Breaking up (with your stuff) is hard to do
- faux fur hat. Grandma gave you to me when we were moving up here to Idaho. I had nothing to wear for the cold weather and Grandma is the world’s best thrift store shopper. I thought you were cute. I thought you were fun. Our relationship has been drawn out for 2 years and I just don’t like taking out out in public because you make my face look fat. I’m sorry, I think this is the end.
- A CD. No Boundaries: A benefit for the Kosovar Refugees. You served me well during my angsty teenage years. Some of your songs remind me of various friends I have left behind. Since I’m not an angsty teenager anymore and most of those friends I’d just assume leave in the past, I think I can leave you there too.
- Li’l Abner on DVD. You were on the $1 moving rack. That’s really all you were worth. It was fun while it lasted darling.
- The Home Office Small Business Answer Book. You came in handy. I read you diligently and learned that I need a computer that has at least 4 or more megabytes of memory. I think I’ll go for the “or more” side. You’re just a little too old for me. I can’t continue this relationship any longer.
- A box of spiced cider with 3 packages of drink mix left. You were so good to me in college, I don’t know what happened. Our life paths have drifted apart. You’re just not the one for me anymore. I’m afraid you’ve been replaced by juice from a can.
- A latch hook rug. Little orange and yellow snail, you were passed down from Aaron to Jesse to me. Out of compassion I finished the project and you have languished in a box for several years. It’s time for me to pass you on to someone else. I’m setting you free so you can find someone who really loves you.
- Two jeweled barrettes. I know you try hard, but you’re just not holding up your end of the bargain. We’ve tried to make this relationship work for six years now–ever since my senior prom. You’re just not enough for me.
- Hand-crank wheat grass juicer. You thought this would be a long term relationship. It was just a one night stand. I was drunk off of spices and jambajuice. You’ve gotta go. Now!
- Unopened ball of Raffia. I know you don’t mean any harm and you’re only here to play, but I’m finished with you. I used your friends and now you have to leave. If I need you again, I’ll go you and buy you. I’m sorry, you just can’t stay.
- 15 rolls of unused film and a camera. Sorry, honey, you’ve gotta keep up with the times. You’re just so…old fashioned. Live a little! Go digital!
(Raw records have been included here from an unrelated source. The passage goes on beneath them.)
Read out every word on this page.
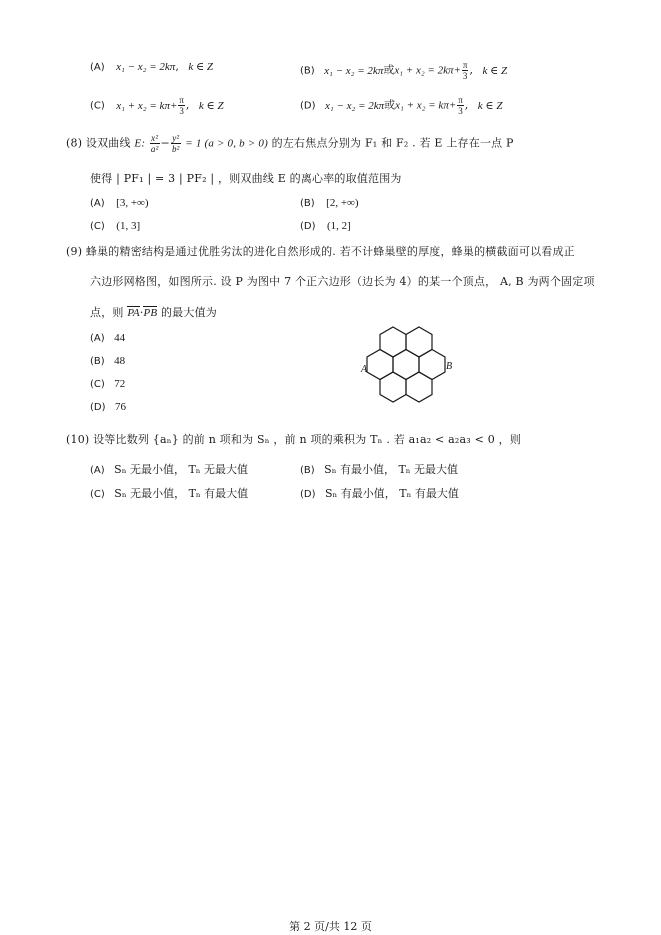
(A) x₁ − x₂ = 2kπ, k ∈ Z	(B) x₁ − x₂ = 2kπ或$x_1 + x_2 = 2k\pi+ \frac{\pi}{3}$ , k ∈ Z
(C) $x_1 + x_2 = k\pi+ \frac{\pi}{3}$ , k ∈ Z	(D) x₁ − x₂ = 2kπ或$x_1 + x_2 = k\pi+ \frac{\pi}{3}$ , k ∈ Z
(8) 设双曲线 E: $\frac{\text{x²}}{\text{a²}} - \frac{\text{y²}}{\text{b²}} = 1$ (a > 0, b > 0) 的左右焦点分别为 F₁ 和 F₂ . 若 E 上存在一点 P
使得 | PF₁ | = 3 | PF₂ | ，则双曲线 E 的离心率的取值范围为
(A) [3, +∞)	(B) [2, +∞)
(C) (1, 3]	(D) (1, 2]
(9) 蜂巢的精密结构是通过优胜劣汰的进化自然形成的. 若不计蜂巢壁的厚度，蜂巢的横截面可以看成正
六边形网格图，如图所示. 设 P 为图中 7 个正六边形（边长为 4）的某一个顶点， A, B 为两个固定项
点，则 PA·PB 的最大值为
(A) 44
(B) 48
(C) 72
(D) 76
A	B
(10) 设等比数列 {aₙ} 的前 n 项和为 Sₙ ，前 n 项的乘积为 Tₙ . 若 a₁a₂ < a₂a₃ < 0 ，则
(A) Sₙ 无最小值， Tₙ 无最大值	(B) Sₙ 有最小值， Tₙ 无最大值
(C) Sₙ 无最小值， Tₙ 有最大值	(D) Sₙ 有最小值， Tₙ 有最大值
第 2 页/共 12 页
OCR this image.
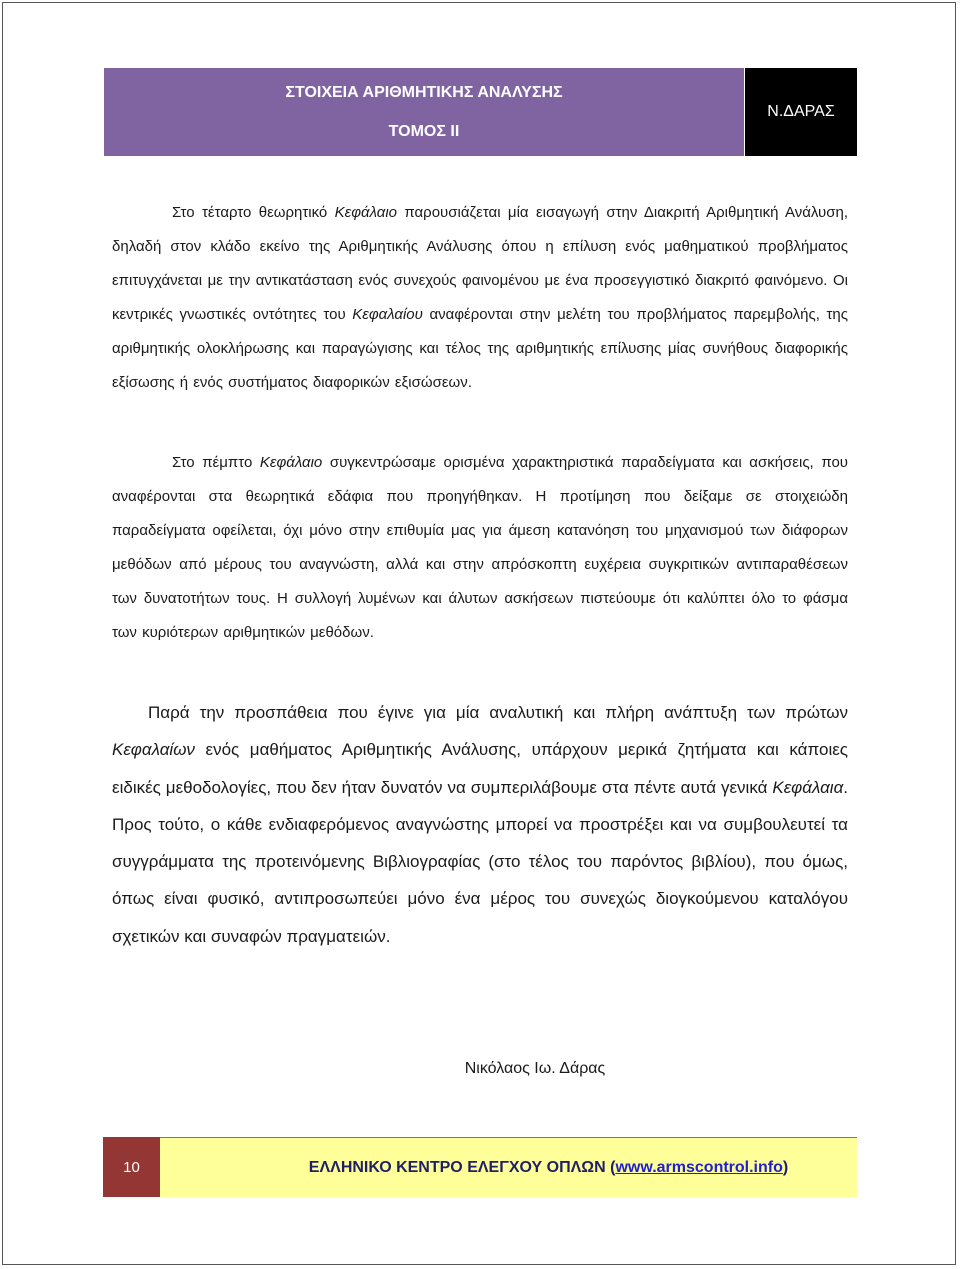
ΣΤΟΙΧΕΙΑ ΑΡΙΘΜΗΤΙΚΗΣ ΑΝΑΛΥΣΗΣ
ΤΟΜΟΣ ΙΙ
Ν.ΔΑΡΑΣ

Στο τέταρτο θεωρητικό Κεφάλαιο παρουσιάζεται μία εισαγωγή στην Διακριτή Αριθμητική Ανάλυση, δηλαδή στον κλάδο εκείνο της Αριθμητικής Ανάλυσης όπου η επίλυση ενός μαθηματικού προβλήματος επιτυγχάνεται με την αντικατάσταση ενός συνεχούς φαινομένου με ένα προσεγγιστικό διακριτό φαινόμενο. Οι κεντρικές γνωστικές οντότητες του Κεφαλαίου αναφέρονται στην μελέτη του προβλήματος παρεμβολής, της αριθμητικής ολοκλήρωσης και παραγώγισης και τέλος της αριθμητικής επίλυσης μίας συνήθους διαφορικής εξίσωσης ή ενός συστήματος διαφορικών εξισώσεων.

Στο πέμπτο Κεφάλαιο συγκεντρώσαμε ορισμένα χαρακτηριστικά παραδείγματα και ασκήσεις, που αναφέρονται στα θεωρητικά εδάφια που προηγήθηκαν. Η προτίμηση που δείξαμε σε στοιχειώδη παραδείγματα οφείλεται, όχι μόνο στην επιθυμία μας για άμεση κατανόηση του μηχανισμού των διάφορων μεθόδων από μέρους του αναγνώστη, αλλά και στην απρόσκοπτη ευχέρεια συγκριτικών αντιπαραθέσεων των δυνατοτήτων τους. Η συλλογή λυμένων και άλυτων ασκήσεων πιστεύουμε ότι καλύπτει όλο το φάσμα των κυριότερων αριθμητικών μεθόδων.

Παρά την προσπάθεια που έγινε για μία αναλυτική και πλήρη ανάπτυξη των πρώτων Κεφαλαίων ενός μαθήματος Αριθμητικής Ανάλυσης, υπάρχουν μερικά ζητήματα και κάποιες ειδικές μεθοδολογίες, που δεν ήταν δυνατόν να συμπεριλάβουμε στα πέντε αυτά γενικά Κεφάλαια. Προς τούτο, ο κάθε ενδιαφερόμενος αναγνώστης μπορεί να προστρέξει και να συμβουλευτεί τα συγγράμματα της προτεινόμενης Βιβλιογραφίας (στο τέλος του παρόντος βιβλίου), που όμως, όπως είναι φυσικό, αντιπροσωπεύει μόνο ένα μέρος του συνεχώς διογκούμενου καταλόγου σχετικών και συναφών πραγματειών.

Νικόλαος Ιω. Δάρας
10	ΕΛΛΗΝΙΚΟ ΚΕΝΤΡΟ ΕΛΕΓΧΟΥ ΟΠΛΩΝ ( www.armscontrol.info )
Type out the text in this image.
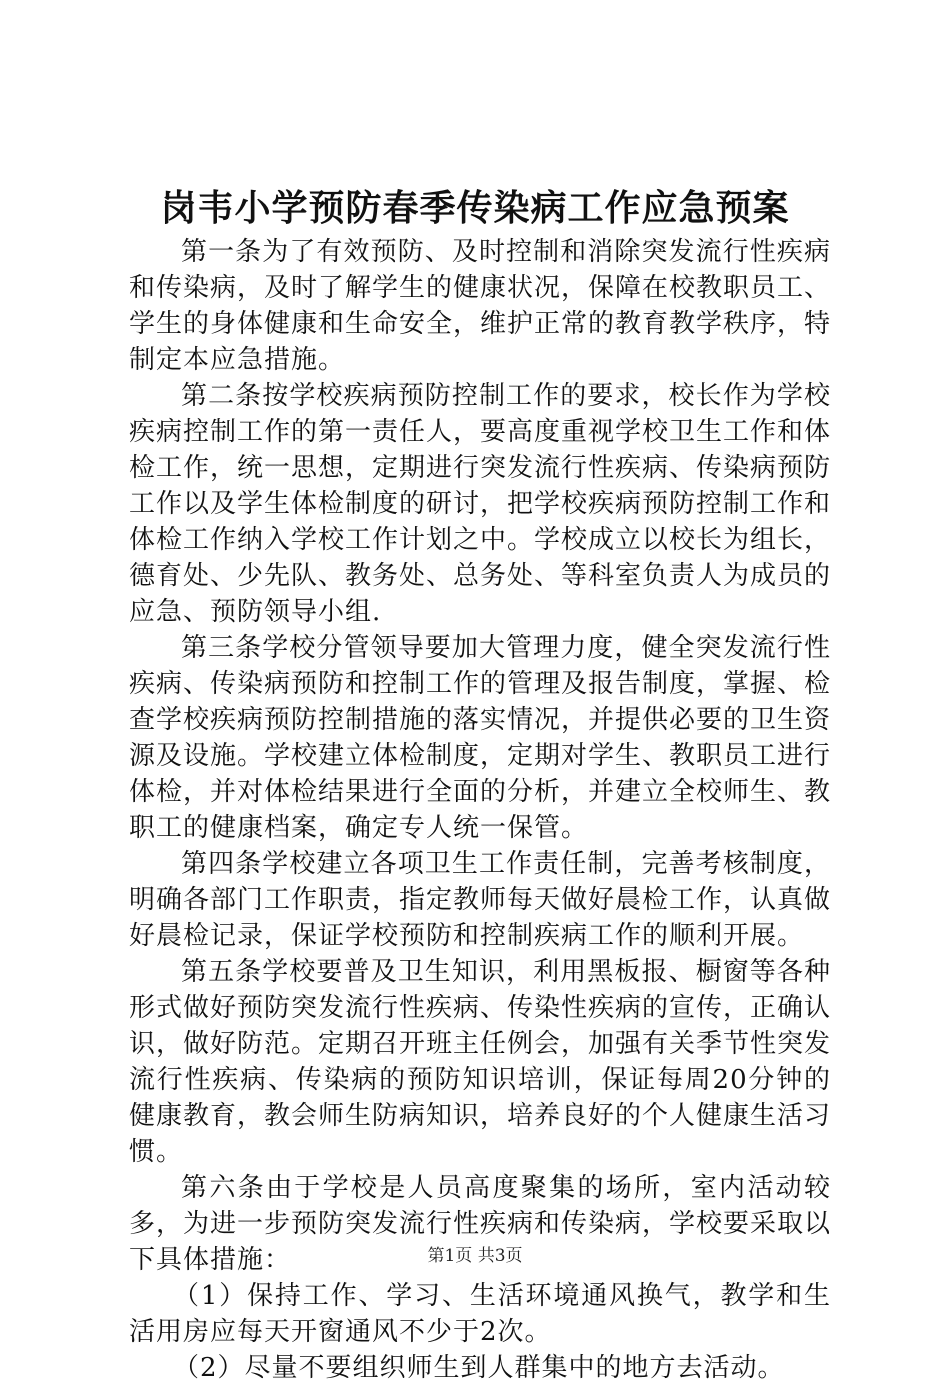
岗韦小学预防春季传染病工作应急预案

第一条为了有效预防、及时控制和消除突发流行性疾病和传染病，及时了解学生的健康状况，保障在校教职员工、学生的身体健康和生命安全，维护正常的教育教学秩序，特制定本应急措施。

第二条按学校疾病预防控制工作的要求，校长作为学校疾病控制工作的第一责任人，要高度重视学校卫生工作和体检工作，统一思想，定期进行突发流行性疾病、传染病预防工作以及学生体检制度的研讨，把学校疾病预防控制工作和体检工作纳入学校工作计划之中。学校成立以校长为组长，德育处、少先队、教务处、总务处、等科室负责人为成员的应急、预防领导小组.

第三条学校分管领导要加大管理力度，健全突发流行性疾病、传染病预防和控制工作的管理及报告制度，掌握、检查学校疾病预防控制措施的落实情况，并提供必要的卫生资源及设施。学校建立体检制度，定期对学生、教职员工进行体检，并对体检结果进行全面的分析，并建立全校师生、教职工的健康档案，确定专人统一保管。

第四条学校建立各项卫生工作责任制，完善考核制度，明确各部门工作职责，指定教师每天做好晨检工作，认真做好晨检记录，保证学校预防和控制疾病工作的顺利开展。

第五条学校要普及卫生知识，利用黑板报、橱窗等各种形式做好预防突发流行性疾病、传染性疾病的宣传，正确认识，做好防范。定期召开班主任例会，加强有关季节性突发流行性疾病、传染病的预防知识培训，保证每周20分钟的健康教育，教会师生防病知识，培养良好的个人健康生活习惯。

第六条由于学校是人员高度聚集的场所，室内活动较多，为进一步预防突发流行性疾病和传染病，学校要采取以下具体措施：

（1）保持工作、学习、生活环境通风换气，教学和生活用房应每天开窗通风不少于2次。

（2）尽量不要组织师生到人群集中的地方去活动。

第1页 共3页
- 3 red candles. I’m sorry to be the one to break the news to you, but you stink. You stink and I just don’t want you in my house.
- A lamp and lamp shade. You were homeless. I’m a sucker for things that need a home. I’m just not sure this is the best place for you. You could show off your assets better in someone else’s home.
- 1 bag of garbage. I’m just not that in to you.